John Belger
"Goalie Smasher"
In 1888 Preston North End won the first Football League and the Double, with its victorious team in the FA Cup Final including seven Scots. But it might have been eight but for the match in December 1884, in which the then North End captain had his leg so badly broken that he never played again. His name was John Belger, he was just twenty-one, was a centre-forward, had already been at the club two seasons, during which he had made a mark or two and the epithet, "Goalkeeper-Smasher".
Earlier that same year he had been top of list drawn up by the Scottish Football Association of fifty-four players plying their trade with English clubs. It was a document, to the names on which was to be sent a warning of loss of eligibility to play for Scotland should they remain Down South, ignoring the fact that they were there to be paid one way or another for playing and were thus ineligible in any case and in Belger's case and certainly one other's, and here is the twist, that eligibility did not actually lie North of the Border anyway.
The "other" was John Goodall, the son of a Clackmannanshire soldier and a Kilmarnock-mother, who was raised in the East Ayrshire town, had played for Kilmarnock Athletic but had been born in barracks in London and therefore, under rules introduced by the SFA only the previous year, could in any case play only for England. And the same applied to Belger. Whilst his father was a biscuit baker from Glasgow, who died young, his mother from East Ayrshire also, from Stewarton, his elder brother having been born in the former, his younger sister in the latter, where all three had been raised with John beginning his senior football as a teenager in the city in Govan at South-Western, he himself, a tailor to trade, had been born in 1863 in Hull.
However, even after the injury Belger, unlike many who had and would head from Scotland Down-the-Road, was not abandoned. In fact he was soon found a living still in Preston as a Publican.
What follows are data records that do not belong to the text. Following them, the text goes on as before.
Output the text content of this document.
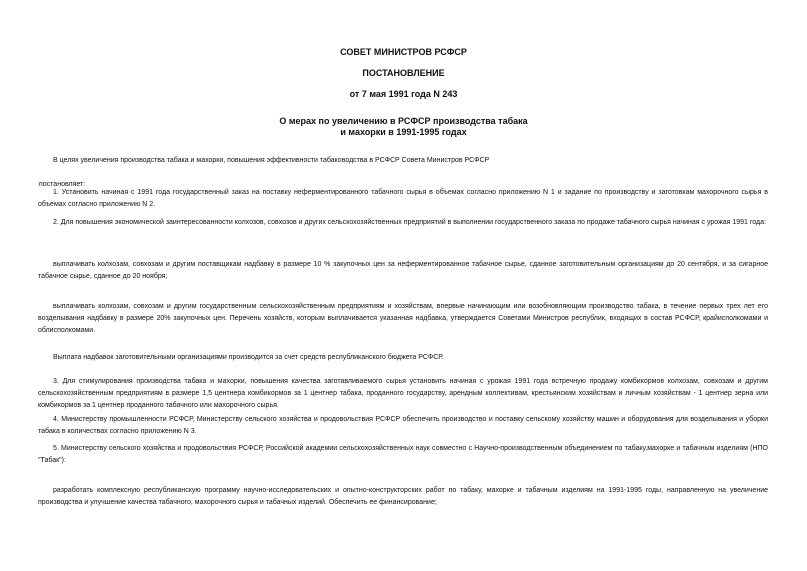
СОВЕТ МИНИСТРОВ РСФСР
ПОСТАНОВЛЕНИЕ
от 7 мая 1991 года N 243
О мерах по увеличению в РСФСР производства табака
и махорки в 1991-1995 годах
В целях увеличения производства табака и махорки, повышения эффективности табаководства в РСФСР Совета Министров РСФСР
постановляет:
1. Установить начиная с 1991 года государственный заказ на поставку неферментированного табачного сырья в объемах согласно приложению N 1 и задание по производству и заготовкам махорочного сырья в объемах согласно приложению N 2.
2. Для повышения экономической заинтересованности колхозов, совхозов и других сельскохозяйственных предприятий в выполнении государственного заказа по продаже табачного сырья начиная с урожая 1991 года:
выплачивать колхозам, совхозам и другим поставщикам надбавку в размере 10 % закупочных цен за неферментированное табачное сырье, сданное заготовительным организациям до 20 сентября, и за сигарное табачное сырье, сданное до 20 ноября;
выплачивать колхозам, совхозам и другим государственным сельскохозяйственным предприятиям и хозяйствам, впервые начинающим или возобновляющим производство табака, в течение первых трех лет его возделывания надбавку в размере 20% закупочных цен. Перечень хозяйств, которым выплачивается указанная надбавка, утверждается Советами Министров республик, входящих в состав РСФСР, крайисполкомами и облисполкомами.
Выплата надбавок заготовительными организациями производится за счет средств республиканского бюджета РСФСР.
3. Для стимулирования производства табака и махорки, повышения качества заготавливаемого сырья установить начиная с урожая 1991 года встречную продажу комбикормов колхозам, совхозам и другим сельскохозяйственным предприятиям в размере 1,5 центнера комбикормов за 1 центнер табака, проданного государству, арендным коллективам, крестьянским хозяйствам и личным хозяйствам - 1 центнер зерна или комбикормов за 1 центнер проданного табачного или махорочного сырья.
4. Министерству промышленности РСФСР, Министерству сельского хозяйства и продовольствия РСФСР обеспечить производство и поставку сельскому хозяйству машин и оборудования для возделывания и уборки табака в количествах согласно приложению N 3.
5. Министерству сельского хозяйства и продовольствия РСФСР, Российской академии сельскохозяйственных наук совместно с Научно-производственным объединением по табаку,махорке и табачным изделиям (НПО "Табак"):
разработать комплексную республиканскую программу научно-исследовательских и опытно-конструкторских работ по табаку, махорке и табачным изделиям на 1991-1995 годы, направленную на увеличение производства и улучшение качества табачного, махорочного сырья и табачных изделий. Обеспечить ее финансирование;
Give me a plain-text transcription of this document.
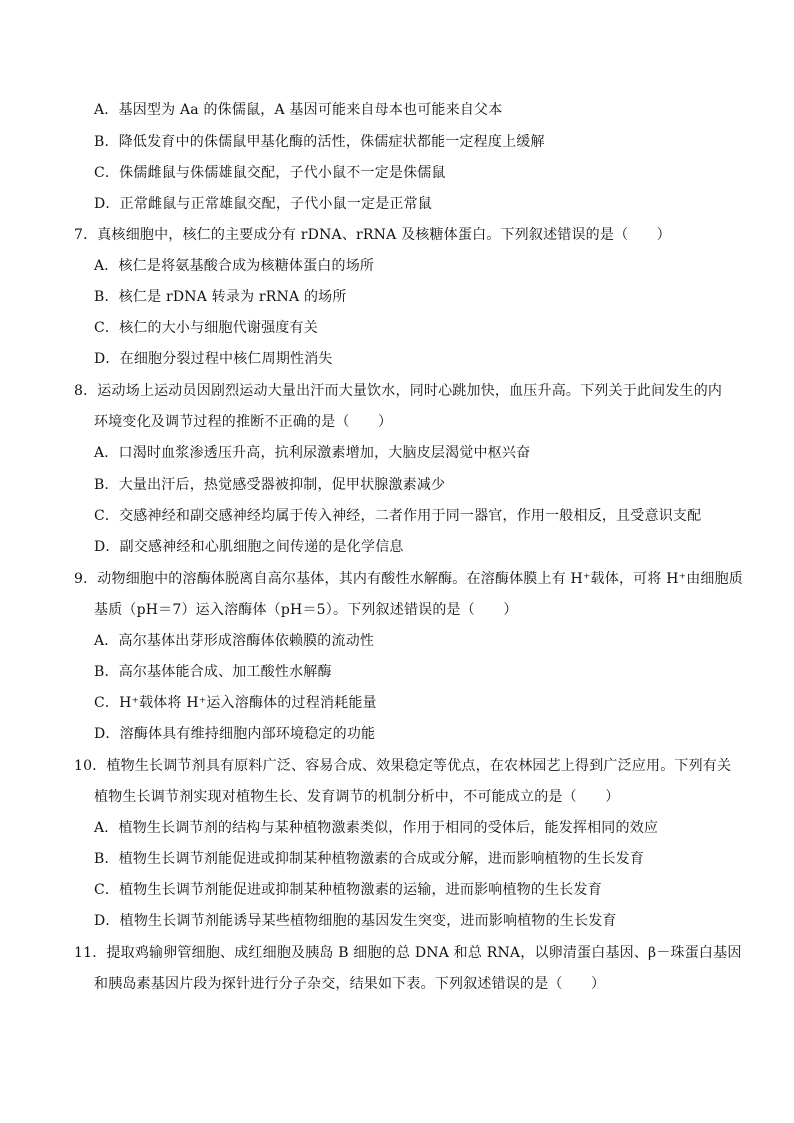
A．基因型为 Aa 的侏儒鼠，A 基因可能来自母本也可能来自父本
B．降低发育中的侏儒鼠甲基化酶的活性，侏儒症状都能一定程度上缓解
C．侏儒雌鼠与侏儒雄鼠交配，子代小鼠不一定是侏儒鼠
D．正常雌鼠与正常雄鼠交配，子代小鼠一定是正常鼠
7．真核细胞中，核仁的主要成分有 rDNA、rRNA 及核糖体蛋白。下列叙述错误的是（　　）
A．核仁是将氨基酸合成为核糖体蛋白的场所
B．核仁是 rDNA 转录为 rRNA 的场所
C．核仁的大小与细胞代谢强度有关
D．在细胞分裂过程中核仁周期性消失
8．运动场上运动员因剧烈运动大量出汗而大量饮水，同时心跳加快，血压升高。下列关于此间发生的内
环境变化及调节过程的推断不正确的是（　　）
A．口渴时血浆渗透压升高，抗利尿激素增加，大脑皮层渴觉中枢兴奋
B．大量出汗后，热觉感受器被抑制，促甲状腺激素减少
C．交感神经和副交感神经均属于传入神经，二者作用于同一器官，作用一般相反，且受意识支配
D．副交感神经和心肌细胞之间传递的是化学信息
9．动物细胞中的溶酶体脱离自高尔基体，其内有酸性水解酶。在溶酶体膜上有 H⁺载体，可将 H⁺由细胞质
基质（pH＝7）运入溶酶体（pH＝5）。下列叙述错误的是（　　）
A．高尔基体出芽形成溶酶体依赖膜的流动性
B．高尔基体能合成、加工酸性水解酶
C．H⁺载体将 H⁺运入溶酶体的过程消耗能量
D．溶酶体具有维持细胞内部环境稳定的功能
10．植物生长调节剂具有原料广泛、容易合成、效果稳定等优点，在农林园艺上得到广泛应用。下列有关
植物生长调节剂实现对植物生长、发育调节的机制分析中，不可能成立的是（　　）
A．植物生长调节剂的结构与某种植物激素类似，作用于相同的受体后，能发挥相同的效应
B．植物生长调节剂能促进或抑制某种植物激素的合成或分解，进而影响植物的生长发育
C．植物生长调节剂能促进或抑制某种植物激素的运输，进而影响植物的生长发育
D．植物生长调节剂能诱导某些植物细胞的基因发生突变，进而影响植物的生长发育
11．提取鸡输卵管细胞、成红细胞及胰岛 B 细胞的总 DNA 和总 RNA，以卵清蛋白基因、β－珠蛋白基因
和胰岛素基因片段为探针进行分子杂交，结果如下表。下列叙述错误的是（　　）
First it would be at The Oddfellows' Arms, then by 1891 at the Black Horse Hotel, which is still there in the town on Friargate, and by when he in 1889 had married the widow, Mary Robinson, taking on her three children and starting a family of their own, and finally in 1895 at The Fleece Inn, also still there.
However, it was at The Fleece that in 1895 and aged just thirty-two that John passed away, of consumption, tuberculosis, survived by his wife, who remarried but would herself die in 1902 and still on the premises. John Belger is buried in Preston Old Cemetery, a Scottish England centre-forward, who never was. Imagine the Scotland-England game of 1888 with not just Goodall but him alongside, both just twenty-four and leading the line for England as for the first time in a decade Scotland was defeated and at home by potentially not just one but two Ayrshire men.